Webwecker Bielefeld: eier02

Immer der gleiche Salat mit dem Ei (Teil 2)



Diese Flächenbindung setzt den Größen der Betriebe gewisse Grenzen. In vielen Betrieben kommen die Hennen tatsächlich auf die Weide. Doch manche Freilandbetriebe ähneln eher Bodenhaltungsbetrieben, weil sich viele Hühner - bedingt durch die Stallsituation - gar nicht nach draußen trauen.

Auch bei der Freilandhaltung sind besondere Vorkehrungen für einwandfreie hygienische Verhältnisse zu treffen. Zudem müssen die Freiflächen gepflegt und gewechselt werden, um Überdüngung zu vermeiden. Das bedeutet erhöhten Aufwand im Vergleich zu anderen Haltungsformen, was höhere Eierpreise bedeutet.

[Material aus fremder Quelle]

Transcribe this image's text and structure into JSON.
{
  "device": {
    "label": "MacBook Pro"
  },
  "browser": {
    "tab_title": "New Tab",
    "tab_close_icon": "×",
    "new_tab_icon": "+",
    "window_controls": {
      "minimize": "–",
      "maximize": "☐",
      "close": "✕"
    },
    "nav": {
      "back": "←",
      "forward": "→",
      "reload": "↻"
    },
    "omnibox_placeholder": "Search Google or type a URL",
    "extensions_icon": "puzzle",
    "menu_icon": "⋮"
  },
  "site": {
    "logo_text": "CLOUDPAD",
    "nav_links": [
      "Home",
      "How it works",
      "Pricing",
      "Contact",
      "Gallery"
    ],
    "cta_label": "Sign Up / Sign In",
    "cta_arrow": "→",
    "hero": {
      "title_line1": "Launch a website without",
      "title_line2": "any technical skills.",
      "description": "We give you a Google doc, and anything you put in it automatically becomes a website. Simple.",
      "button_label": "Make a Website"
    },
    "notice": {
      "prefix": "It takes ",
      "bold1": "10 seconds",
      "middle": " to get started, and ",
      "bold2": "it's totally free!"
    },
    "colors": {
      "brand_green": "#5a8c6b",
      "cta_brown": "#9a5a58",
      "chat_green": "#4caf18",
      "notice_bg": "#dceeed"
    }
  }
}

Bei der ökologischen Legehennenhaltung steht den Tieren mit sechs Quadratmetern je Huhn die größte Auslauffläche zur Verfügung. In der Regel werden die Hennen auch mit ökologisch erzeugten Futtermitteln gefüttert. Für die Erzeuger von Bioeiern ist der Einsatz von Gentechnik im Futter zudem verboten. Auch hier führt der erhöhte Aufwand und die niedrigere Anzahl Tiere pro Fläche zu höheren Eierpreisen.

Sowohl die prinzipiellen Unterschiede der Haltungsformen als auch die Unterschiede zwischen den einzelnen Erzeugern können die Verbraucher beim Blick auf die Eierpackung bisher nicht ersehen. Doch das ist die Voraussetzung für gezielte Kaufentscheidungen.


Welche Informationen bekommen Verbraucher heute?

Ein Blick auf den Eierkarton liefert auf den ersten Blick eine Fülle von Informationen. Doch vieles davon ist Scheininformation. Hierzu zählt die Güteklasse, da ausschließlich die Güteklasse A in den Einzelhandel kommt. Die Güteklasse B darf nur an Nahrungsmittelhersteller zur Weiterverarbeitung geliefert werden. Bildliche Darstellungen auf der Packung, zum Beispiel von glücklich pickenden Hühnern auf einem Bauernhof, müssen nicht die tatsächliche Haltungsform widerspiegeln und sind daher irreführend.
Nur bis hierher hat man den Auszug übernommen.